In the past weeks I’ve been working again on LScube and in particular working toward improving the networking layer of feng. Up until now, we relied heavily on our own library (netembryo) to do almost all of the networking work. While this design looked nice at the start, we reached the point where:
- the original design had feng with multiple threads to handle “background tasks”, and a manually-tailored eventloop, which required us to reinvent the wheel so much that it was definitely not funny; to solve this we’ve gone to use libev, but that requires us to access the file descriptor directly to set the watcher;
- we need to make sure that the UDP socket is ready to send data to before sending RTP and RTCP data, and to do so, we have to go down again on the file descriptor;
- while the three protocols currently supported by feng for RTP transports (UDP, TCP and SCTP) were all abstracted by netembryo, we had to branch out depending on the used protocol way deep inside feng, as the working of the three of them was very different (we had similitudes between UDP and SCTP, and between SCTP and TCP interleaved, but they were not similar enough in any way!); this resulted in double-branching, which the compiler – even with LTO – will have a hard time understanding (since it depends on an attribute of the socket that we knew already;
- the size of objects in memory was quite bigger than it should have been, because we had to keep them around all the needed information for all the protocols, and at the same time we had to allocate on the stack a huge number of identical objects (like the SCTP stream information to provide the right channel to send the RTP and RTCP packets to);
- we’ve been resolving the client’s IP addresses repeatedly every time we wanted to connect the UDP sockets for RTP and RTCP (as well as resolving our own UP address0;
- we couldn’t get proper details about the errors with network operations, nor we could fine-tune those operations, because we were abstracting all of it away.

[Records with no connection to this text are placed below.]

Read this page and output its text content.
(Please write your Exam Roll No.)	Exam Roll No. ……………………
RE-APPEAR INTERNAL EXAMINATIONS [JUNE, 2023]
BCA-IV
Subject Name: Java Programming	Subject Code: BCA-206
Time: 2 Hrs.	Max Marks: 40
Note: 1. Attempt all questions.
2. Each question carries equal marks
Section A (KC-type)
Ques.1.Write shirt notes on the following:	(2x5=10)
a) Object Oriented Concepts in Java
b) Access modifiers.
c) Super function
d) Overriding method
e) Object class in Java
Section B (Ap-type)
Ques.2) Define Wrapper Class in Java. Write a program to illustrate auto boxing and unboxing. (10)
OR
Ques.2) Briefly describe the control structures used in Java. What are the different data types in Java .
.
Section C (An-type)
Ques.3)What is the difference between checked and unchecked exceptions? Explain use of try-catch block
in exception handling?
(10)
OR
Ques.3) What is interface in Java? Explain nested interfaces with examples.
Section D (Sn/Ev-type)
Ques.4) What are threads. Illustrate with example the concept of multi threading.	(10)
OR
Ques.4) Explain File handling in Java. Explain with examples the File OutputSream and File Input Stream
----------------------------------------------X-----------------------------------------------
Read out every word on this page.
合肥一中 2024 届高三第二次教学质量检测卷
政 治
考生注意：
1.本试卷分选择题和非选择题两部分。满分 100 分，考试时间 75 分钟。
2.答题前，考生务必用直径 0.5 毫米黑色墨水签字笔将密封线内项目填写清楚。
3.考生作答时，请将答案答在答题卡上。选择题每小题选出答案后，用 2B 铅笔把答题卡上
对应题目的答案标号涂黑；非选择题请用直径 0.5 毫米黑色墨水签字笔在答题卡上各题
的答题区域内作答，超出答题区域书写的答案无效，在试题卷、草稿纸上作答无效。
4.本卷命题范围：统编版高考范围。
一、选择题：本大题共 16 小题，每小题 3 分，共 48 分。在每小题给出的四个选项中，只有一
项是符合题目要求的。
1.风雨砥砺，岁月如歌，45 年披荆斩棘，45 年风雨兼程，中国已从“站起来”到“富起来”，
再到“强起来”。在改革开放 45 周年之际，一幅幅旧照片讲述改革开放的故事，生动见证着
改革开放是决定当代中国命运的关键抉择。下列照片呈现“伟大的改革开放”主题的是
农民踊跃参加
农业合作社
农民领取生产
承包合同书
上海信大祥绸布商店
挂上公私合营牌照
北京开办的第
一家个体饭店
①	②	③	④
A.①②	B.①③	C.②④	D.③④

While I tried fixing this by giving netembryo a better interface; I ended up finding that it was much, much simpler to deal with the networking code within feng without the abstraction; indeed, in no case we needed to go the full path down to what netembryo used to be beforehand; we always ended up short from that, skipping more than a couple of steps. For instance, the only place where we actually go through with the address resolution is the main socket binding code, where we open the port we’ll be listening on. And even there, we don’t need the “flexibility” (faux-flexibility actually) that netembryo gave us before: we don’t need to re-bind an already open socket; we also don’t want to accept one out of a series of possible addresses, we want all of them or none (this is what helps us supporting IPv6 by the way).
The end result is not only a much, much smaller memory footprint (the Sock
structure we used before was at least 440 bytes, while we can stay well behind the 100 bytes per socket right now), but also less dependencies (we integrate all the code within the feng project itself), less source code (which is always good, because it means less bug), tighter handling of SCTP and interleaved transmission, and more optimised code after compilation. Talk about win-win situations.
Unfortunately not everything is positive from what we saw up to now; the fact that we have no independent implementation (yet) of SCTP makes it quite difficult to make sure that our code is not bugged in some funny way; and even during this (almost entire) rewrite of network code, I was able to find a number of bugs, and a few strange situations that I’ll have to deal with right now, spending more than a couple of hours to make sure that it’s not going to break further on. It also shows we need to integrate valgrind within our current white-box testing approach to make sure that our functions don’t leak memory (I found a few by running valgrind manually).
To be honest, most of the things I’ve been doing now are nothing especially difficult for people used to work with Unix networking APIs, but I most definitely am not an expert of those. I’m actually quite interested in the book if it wasn’t that I cannot get it for the Reader easily. So if somebody feels like looking at the code and tell me what I can improve further, I’d be very happy.
One thing we most likely will have to pick up, though, is the SCTP userland code which right now has at least a few bugs regarding the build system, a couple of which we’re working around in the ebuild. So I won’t have time to be bored for a while still…